Only one column in the table may be autoincrement. However, it is legal to say PRIMARY KEY (a, b, c AUTOINCREMENT) – in that case, there are three columns in the primary key but only the first column (a) is AUTOINCREMENT.

As the name suggests, values in an autoincrement column are automatically incremented. That is: if a user inserts NULL in the column, then the stored value will be the smallest non-negative integer that has not already been used.

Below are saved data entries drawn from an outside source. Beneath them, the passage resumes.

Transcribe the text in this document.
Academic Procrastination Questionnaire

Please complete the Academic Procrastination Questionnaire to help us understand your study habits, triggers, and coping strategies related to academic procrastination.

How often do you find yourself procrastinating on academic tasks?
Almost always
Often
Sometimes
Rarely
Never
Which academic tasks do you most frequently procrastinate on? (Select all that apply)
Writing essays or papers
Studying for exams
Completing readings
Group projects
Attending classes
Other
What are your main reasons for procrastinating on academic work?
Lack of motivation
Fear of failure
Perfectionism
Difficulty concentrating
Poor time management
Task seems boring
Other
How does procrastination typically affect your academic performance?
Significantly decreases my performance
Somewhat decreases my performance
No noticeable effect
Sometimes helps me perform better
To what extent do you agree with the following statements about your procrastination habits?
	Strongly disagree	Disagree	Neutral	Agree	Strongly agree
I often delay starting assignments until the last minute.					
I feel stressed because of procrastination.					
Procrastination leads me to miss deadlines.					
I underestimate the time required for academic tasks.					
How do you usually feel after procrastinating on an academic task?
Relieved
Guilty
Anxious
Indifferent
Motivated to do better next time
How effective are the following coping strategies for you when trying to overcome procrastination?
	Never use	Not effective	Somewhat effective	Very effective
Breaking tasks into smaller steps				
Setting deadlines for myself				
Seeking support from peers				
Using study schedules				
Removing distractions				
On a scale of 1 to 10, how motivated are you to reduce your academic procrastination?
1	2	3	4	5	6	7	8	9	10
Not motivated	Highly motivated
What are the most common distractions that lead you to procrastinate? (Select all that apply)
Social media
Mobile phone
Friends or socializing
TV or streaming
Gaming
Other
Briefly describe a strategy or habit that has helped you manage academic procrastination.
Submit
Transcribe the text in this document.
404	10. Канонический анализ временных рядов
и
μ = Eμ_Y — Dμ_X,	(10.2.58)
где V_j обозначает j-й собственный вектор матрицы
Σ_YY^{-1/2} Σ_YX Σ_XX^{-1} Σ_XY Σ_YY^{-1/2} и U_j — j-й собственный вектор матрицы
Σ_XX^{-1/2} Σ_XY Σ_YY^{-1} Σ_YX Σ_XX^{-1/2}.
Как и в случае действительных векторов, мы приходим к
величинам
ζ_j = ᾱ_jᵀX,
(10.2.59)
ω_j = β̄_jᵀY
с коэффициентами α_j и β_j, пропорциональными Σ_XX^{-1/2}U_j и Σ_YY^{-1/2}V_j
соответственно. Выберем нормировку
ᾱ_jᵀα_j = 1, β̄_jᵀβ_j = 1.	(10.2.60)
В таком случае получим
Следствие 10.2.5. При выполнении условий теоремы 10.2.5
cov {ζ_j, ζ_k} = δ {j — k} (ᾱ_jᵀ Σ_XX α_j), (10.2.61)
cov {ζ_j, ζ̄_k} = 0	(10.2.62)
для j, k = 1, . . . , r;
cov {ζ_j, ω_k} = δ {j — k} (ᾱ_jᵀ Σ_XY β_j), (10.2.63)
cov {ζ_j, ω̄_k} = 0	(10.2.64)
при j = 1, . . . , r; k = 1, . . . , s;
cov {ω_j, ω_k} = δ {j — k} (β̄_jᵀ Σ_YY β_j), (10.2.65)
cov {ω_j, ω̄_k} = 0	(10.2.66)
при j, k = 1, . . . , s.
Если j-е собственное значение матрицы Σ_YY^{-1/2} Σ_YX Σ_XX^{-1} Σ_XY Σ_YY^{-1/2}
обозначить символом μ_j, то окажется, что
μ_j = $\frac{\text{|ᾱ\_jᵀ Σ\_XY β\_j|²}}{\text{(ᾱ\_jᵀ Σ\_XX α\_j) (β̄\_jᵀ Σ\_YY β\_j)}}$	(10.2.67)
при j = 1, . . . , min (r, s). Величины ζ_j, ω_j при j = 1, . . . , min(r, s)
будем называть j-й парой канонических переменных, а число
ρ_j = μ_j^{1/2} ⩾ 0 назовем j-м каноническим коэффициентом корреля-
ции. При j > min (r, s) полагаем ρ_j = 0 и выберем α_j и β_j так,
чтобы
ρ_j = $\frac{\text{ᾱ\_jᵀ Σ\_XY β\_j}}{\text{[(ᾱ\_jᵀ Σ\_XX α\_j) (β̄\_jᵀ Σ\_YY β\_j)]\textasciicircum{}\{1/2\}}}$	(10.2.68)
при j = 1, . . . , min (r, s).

This occurs because autoincrement columns are associated with sequences.

UNIQUE constraints look like this:
UNIQUE (column-name [, column-name...])

There is a shorthand: specifying UNIQUE in a column definition.

Unique constraints are similar to primary-key constraints, except that: a table may have any number of unique keys, and unique keys are not automatically NOT NULL.
Unique columns are automatically indexed.
Unique columns are unique, that is, it is illegal to have two rows with the same values in the unique-key columns.

Examples:

-- this is a table with a one-column primary-key constraint
-- and a one-column unique constraint
CREATE TABLE t1 (s1 INTEGER, s2 INTEGER, PRIMARY KEY (s1), UNIQUE (s2));
-- this is the column-definition shorthand for the same thing:
CREATE TABLE t1 (s1 INTEGER PRIMARY KEY, s2 INTEGER UNIQUE);
-- this is a table with a two-column unique constraint
CREATE TABLE t2 (s1 INTEGER PRIMARY KEY, s2 INTEGER, UNIQUE (s2, s1));
-- this is an example of an attempted unique-key violation
-- (the third INSERT will not fail because NULL is not a duplicate)
-- (the fourth INSERT will fail because 'a' is a duplicate)
CREATE TABLE t3 (s1 INTEGER PRIMARY KEY, s2 STRING, UNIQUE (s2));
INSERT INTO t3 VALUES (1, 'a');
INSERT INTO t3 VALUES (2, NULL);
INSERT INTO t3 VALUES (3, NULL);
INSERT INTO t3 VALUES (4, 'a');

CHECK constraints look like this:
CHECK (expression)

There is a shorthand: specifying CHECK in a column definition.

The expression may be anything that returns a BOOLEAN result = TRUE or FALSE or UNKNOWN.
The expression may not contain a subquery.
If the expression contains a column name, the column must exist in the table.
If a CHECK constraint is specified, the table must not contain rows where the expression is FALSE. (The table may contain rows where the expression is either TRUE or UNKNOWN.)
Constraint checking may be stopped with ALTER TABLE … DISABLE CHECK CONSTRAINT and restarted with ALTER TABLE … ENABLE CHECK CONSTRAINT.

Examples:

-- this is a table with a one-column primary-key constraint
-- and a check constraint
CREATE TABLE t1 (s1 INTEGER PRIMARY KEY, s2 INTEGER, CHECK (s2 <> s1));
-- this is an attempt to violate the constraint, it will fail
INSERT INTO t1 VALUES (1, 1);
-- this is okay because comparison with NULL will not return FALSE
INSERT INTO t1 VALUES (1, NULL);
-- a constraint that makes it difficult to insert lower case
CHECK (s1 = UPPER(s1))

Limitations: (Issue#3503):
* CREATE TABLE t99 (s1 INTEGER, UNIQUE(s1, s1),PRIMARY KEY(s1)); causes no error message, although (s1, s1) is probably a user error.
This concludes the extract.